Costs and Booking Information

The cost of an authentic Three-Course Tea workshop varies depending on the format and group size. A private Three-Course Tea session with a designated inheritor typically ranges from CNY 150 to 300 per person, which includes the full Three-Course Tea ceremony, cultural explanation, and light snacks. Group Three-Course Tea sessions are available at lower rates. We handle all arrangements directly with the Three-Course Tea inheritors, ensuring that your payment supports the people who are actually preserving the Three-Course Tea tradition. To book your Three-Course Tea experience, contact us through KikiHolidays and we will tailor the Three-Course Tea session to your preferences and incorporate it seamlessly into your Dali itinerary.

Common Mistakes to Avoid

Mistake 1: Settling for a commercial Three-Course Tea show. The cruise-ship and restaurant versions of the Three-Course Tea are abbreviated and lack the depth of an inheritor-led Three-Course Tea workshop. Always choose an authentic Three-Course Tea experience with a designated cultural inheritor.

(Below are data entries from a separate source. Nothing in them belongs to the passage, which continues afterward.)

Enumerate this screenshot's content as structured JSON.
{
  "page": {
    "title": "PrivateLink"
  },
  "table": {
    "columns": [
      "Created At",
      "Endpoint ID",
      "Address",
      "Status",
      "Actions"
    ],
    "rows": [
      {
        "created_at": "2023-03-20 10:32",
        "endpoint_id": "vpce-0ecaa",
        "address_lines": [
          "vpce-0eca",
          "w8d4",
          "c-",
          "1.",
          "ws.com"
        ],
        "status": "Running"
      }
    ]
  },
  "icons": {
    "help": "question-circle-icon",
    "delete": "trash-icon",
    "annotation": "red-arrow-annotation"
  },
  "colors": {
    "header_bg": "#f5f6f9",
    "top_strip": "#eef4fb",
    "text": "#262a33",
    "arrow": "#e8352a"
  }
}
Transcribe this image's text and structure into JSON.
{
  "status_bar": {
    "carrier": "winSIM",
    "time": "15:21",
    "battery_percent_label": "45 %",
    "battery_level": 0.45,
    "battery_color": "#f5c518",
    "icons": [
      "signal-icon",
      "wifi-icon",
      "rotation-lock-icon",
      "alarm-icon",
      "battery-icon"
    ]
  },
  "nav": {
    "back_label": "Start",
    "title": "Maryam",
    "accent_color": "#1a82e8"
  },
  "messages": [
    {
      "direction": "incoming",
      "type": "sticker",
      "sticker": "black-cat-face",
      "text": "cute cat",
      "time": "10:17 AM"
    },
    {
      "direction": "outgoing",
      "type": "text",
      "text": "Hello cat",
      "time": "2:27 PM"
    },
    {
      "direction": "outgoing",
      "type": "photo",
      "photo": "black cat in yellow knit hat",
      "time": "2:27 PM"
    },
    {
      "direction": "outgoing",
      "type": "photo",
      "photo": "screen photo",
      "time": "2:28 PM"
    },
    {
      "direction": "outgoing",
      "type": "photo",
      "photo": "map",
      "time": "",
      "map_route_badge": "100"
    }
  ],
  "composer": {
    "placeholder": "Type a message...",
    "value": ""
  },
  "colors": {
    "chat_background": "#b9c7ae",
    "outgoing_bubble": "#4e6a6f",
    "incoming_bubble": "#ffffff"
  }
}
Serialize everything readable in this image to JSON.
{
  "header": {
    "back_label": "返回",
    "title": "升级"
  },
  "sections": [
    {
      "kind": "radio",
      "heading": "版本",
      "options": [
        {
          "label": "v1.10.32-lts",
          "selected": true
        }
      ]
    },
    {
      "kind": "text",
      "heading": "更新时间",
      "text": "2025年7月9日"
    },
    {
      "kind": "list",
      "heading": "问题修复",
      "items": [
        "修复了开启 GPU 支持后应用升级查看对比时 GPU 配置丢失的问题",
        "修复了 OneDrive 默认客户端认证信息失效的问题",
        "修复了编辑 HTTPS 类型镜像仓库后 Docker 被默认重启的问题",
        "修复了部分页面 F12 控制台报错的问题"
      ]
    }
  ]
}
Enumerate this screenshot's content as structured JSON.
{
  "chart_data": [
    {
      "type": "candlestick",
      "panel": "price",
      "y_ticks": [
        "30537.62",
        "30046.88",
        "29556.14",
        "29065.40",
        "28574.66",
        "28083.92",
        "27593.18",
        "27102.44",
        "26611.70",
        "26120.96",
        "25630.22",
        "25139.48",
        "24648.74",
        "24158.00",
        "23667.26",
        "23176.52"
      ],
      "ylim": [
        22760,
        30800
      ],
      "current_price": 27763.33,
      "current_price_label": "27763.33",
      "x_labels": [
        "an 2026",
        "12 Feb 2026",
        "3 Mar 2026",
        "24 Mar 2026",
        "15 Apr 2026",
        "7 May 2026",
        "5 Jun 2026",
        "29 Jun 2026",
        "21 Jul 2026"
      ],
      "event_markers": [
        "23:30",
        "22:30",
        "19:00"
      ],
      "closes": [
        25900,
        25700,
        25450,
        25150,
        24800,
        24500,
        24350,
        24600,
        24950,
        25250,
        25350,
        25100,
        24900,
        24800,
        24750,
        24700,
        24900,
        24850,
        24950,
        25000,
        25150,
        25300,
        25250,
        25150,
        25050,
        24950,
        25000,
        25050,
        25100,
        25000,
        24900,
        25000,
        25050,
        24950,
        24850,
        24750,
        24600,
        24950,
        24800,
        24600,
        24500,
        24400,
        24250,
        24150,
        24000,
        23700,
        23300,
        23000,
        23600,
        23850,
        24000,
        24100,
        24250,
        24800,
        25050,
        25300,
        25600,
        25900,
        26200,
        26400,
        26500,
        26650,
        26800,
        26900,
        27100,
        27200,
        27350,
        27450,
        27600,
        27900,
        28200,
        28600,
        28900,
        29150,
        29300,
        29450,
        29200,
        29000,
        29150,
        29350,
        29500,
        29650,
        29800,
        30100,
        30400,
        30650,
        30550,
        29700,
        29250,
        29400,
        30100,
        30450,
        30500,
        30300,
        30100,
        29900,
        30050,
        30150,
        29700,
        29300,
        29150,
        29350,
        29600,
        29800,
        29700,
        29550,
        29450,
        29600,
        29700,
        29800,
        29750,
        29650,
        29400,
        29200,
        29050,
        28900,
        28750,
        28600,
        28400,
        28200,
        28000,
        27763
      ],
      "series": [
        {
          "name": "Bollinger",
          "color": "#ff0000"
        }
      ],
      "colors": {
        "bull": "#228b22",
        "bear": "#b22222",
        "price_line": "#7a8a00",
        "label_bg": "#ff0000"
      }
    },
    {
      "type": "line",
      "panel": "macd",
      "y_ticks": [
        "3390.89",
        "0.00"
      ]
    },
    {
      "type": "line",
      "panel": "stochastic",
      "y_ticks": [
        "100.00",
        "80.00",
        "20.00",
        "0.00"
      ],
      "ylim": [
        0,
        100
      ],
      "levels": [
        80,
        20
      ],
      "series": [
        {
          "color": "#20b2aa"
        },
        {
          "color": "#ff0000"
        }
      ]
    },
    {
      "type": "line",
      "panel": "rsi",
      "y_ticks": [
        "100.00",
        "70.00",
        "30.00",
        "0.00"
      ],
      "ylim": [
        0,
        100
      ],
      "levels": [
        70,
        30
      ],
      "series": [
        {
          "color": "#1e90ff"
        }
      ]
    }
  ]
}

Mistake 2: Rushing through the Three-Course Tea ceremony. The Three-Course Tea is meant to be savored slowly. Each Three-Course Tea course builds on the previous one, and the philosophical progression of the Three-Course Tea only makes sense if you give it time. Allocate at least 90 minutes for the full Three-Course Tea.

Mistake 3: Ignoring the cultural context of the Three-Course Tea. The Three-Course Tea is not just about drinking tea — it is about understanding Bai philosophy. Listen to the inheritor's explanations of the Three-Course Tea, ask questions, and engage with the meaning behind each Three-Course Tea course.

Mistake 4: Visiting a Three-Course Tea workshop without advance booking. Three-Course Tea inheritor workshops have limited capacity, and walk-in availability is not guaranteed. Book through KikiHolidays in advance to secure your Three-Course Tea experience.

Mistake 5: Treating the Three-Course Tea as a photo op. While photography is welcome, the Three-Course Tea ceremony deserves your full presence. Put down the phone between Three-Course Tea courses and truly experience the flavors, aromas, and wisdom of each Three-Course Tea cup.